A single dose of Clomethiazole (600 micromol kg(-1) i.p.) has previously been shown to be neuroprotective in the gerbil model of global ischaemia. In gerbils, Clomethiazole (600 micromol kg(-1)) injection produced a rapid appearance (peak within 5 min) of drug in plasma and brain and similar clearance (plasma t(1/2): 40 min) from both tissues. The peak brain concentration (226+/-56 nmol g(-1)) was 40% higher than plasma. One major metabolite, 5-(1-hydroxyethyl-2-chloro)-4-methylthiazole (NLA-715) and two minor metabolites 5-(1-hydroxyethyl)-4-methylthiazole (NLA-272) and 5-acetyl-4-methylthiazole (NLA-511) were detected in plasma and brain. Evidence suggested that Clomethiazole is metabolized directly to both NLA-715 and NLA-272. Injection of NLA-715, NLA-272 or NLA-511 (each at 600 micromol kg(-1)) produced brain concentrations respectively 2.2, 38 and 92 times greater than seen after Clomethiazole (600 micromol kg(-1)). Clomethiazole (600 micromol kg(-1)) injected 60 min after a 5 min bilateral carotid artery occlusion in gerbils attenuated the ischaemia-induced degeneration of the hippocampus by approximately 70%. The metabolites were not neuroprotective at this dose. In mice, Clomethiazole (600 micromol kg(-1)) produced peak plasma and brain concentrations approximately 100% higher than in gerbils, drug concentrations in several brain regions were similar but 35% higher than plasma. Clomethiazole (ED(50): 180 micromol kg(-1)) and NLA-715 (ED(50): 240 micromol kg(-1)) inhibited spontaneous locomotor activity. The other metabolites were not sedative (ED(50) >600 micromol kg(-1)). These data suggest that the neuroprotective action of Clomethiazole results from an action of the parent compound and that NLA-715 contributes to the sedative activity of the drug. British Journal of Pharmacology (2000) 129, 95 - 100
Clomethiazole protects against hemineglect in a primate model of stroke
Brain Res Bull 2000 May 1;52(1):21-9.PMID:10779698DOI:10.1016/s0361-9230(99)00275-0.
Permanent occlusion of the M1 segment of the middle cerebral artery (pMCAO) in the marmoset, a New World species of monkey, produces unilateral functional deficits, including motor neglect with the contralesional arm and contralesional spatial hemineglect. In this study we examined whether Clomethiazole, a drug which modulates the gamma-aminobutyric acid(A) receptor, reduced the severity of the hemineglect and other deficits in this primate model of stroke.
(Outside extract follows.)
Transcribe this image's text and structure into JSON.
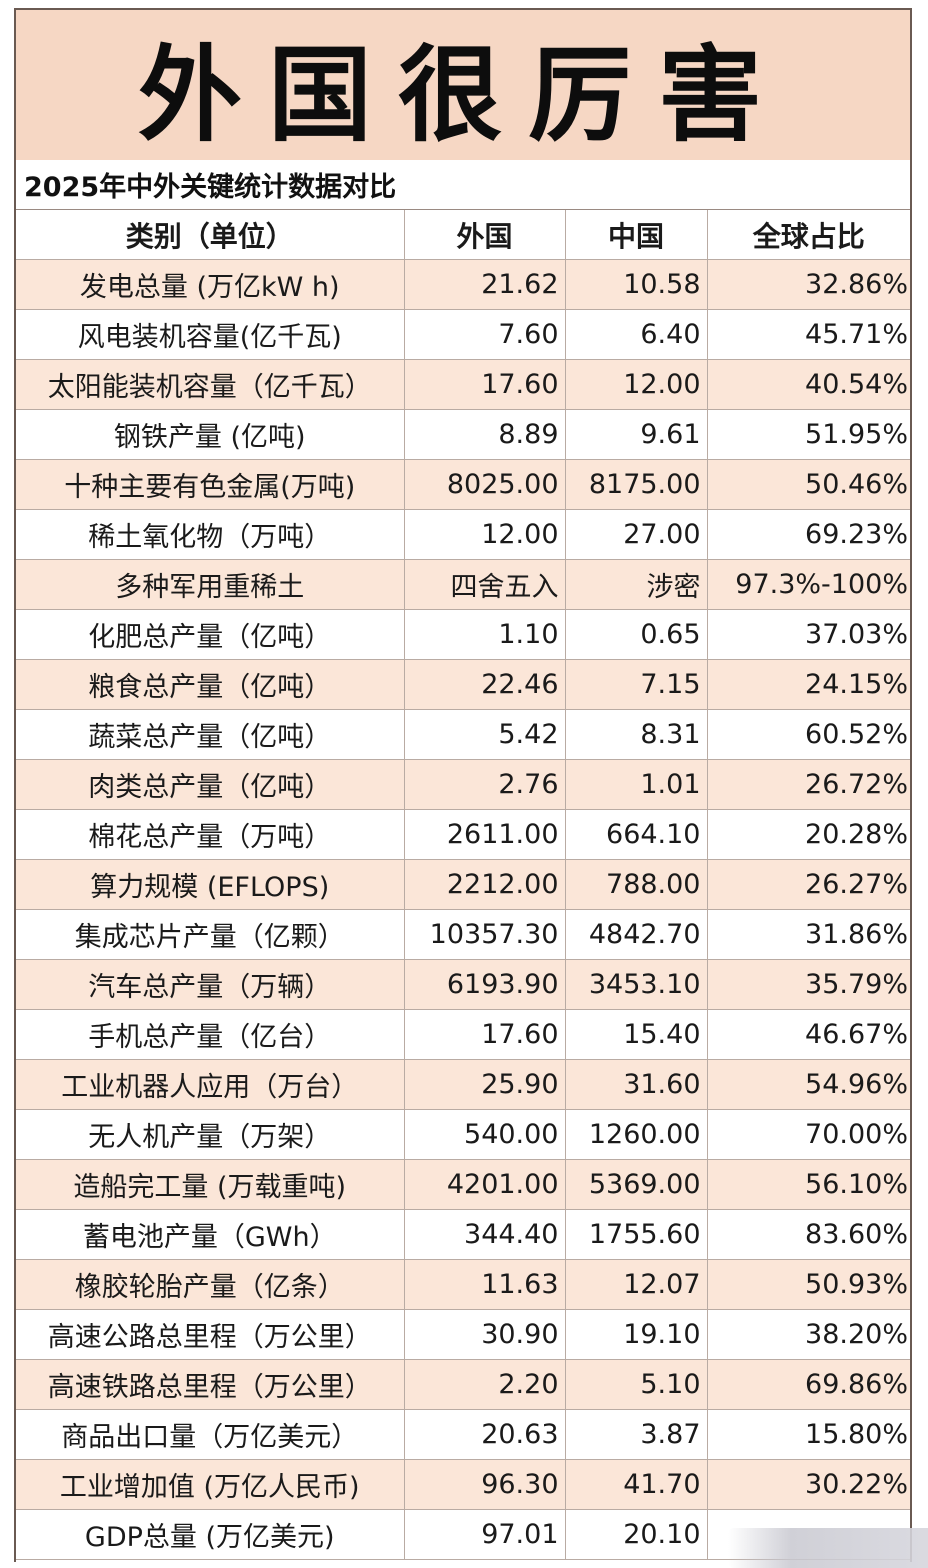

Nine monkeys received pMCAO; 1 h later four of the nine were administered Clomethiazole by intraperitoneal injection and subcutaneous implantation of osmotic mini-pumps, which released Clomethiazole for 48 h. The monkeys had been trained and tested on a number of behavioral tasks prior to surgery and were re-tested 3 and 10 weeks later. Three weeks after pMCAO, monkeys treated with Clomethiazole had a significantly reduced degree of spatial neglect compared to untreated controls. Clomethiazole was not effective against the severe contralesional motor impairment in the current study, although it ameliorated a somewhat less severe motor deficit in a previous study in which the more distal, M2 segment of the middle cerebral artery had been occluded. Postmortem analysis of the brains showed that Clomethiazole treatment had significantly reduced the area of damage in part of the parietal cortex. These data suggest that Clomethiazole may reduce the neglect that can be a debilitating consequence of right-sided stroke in man.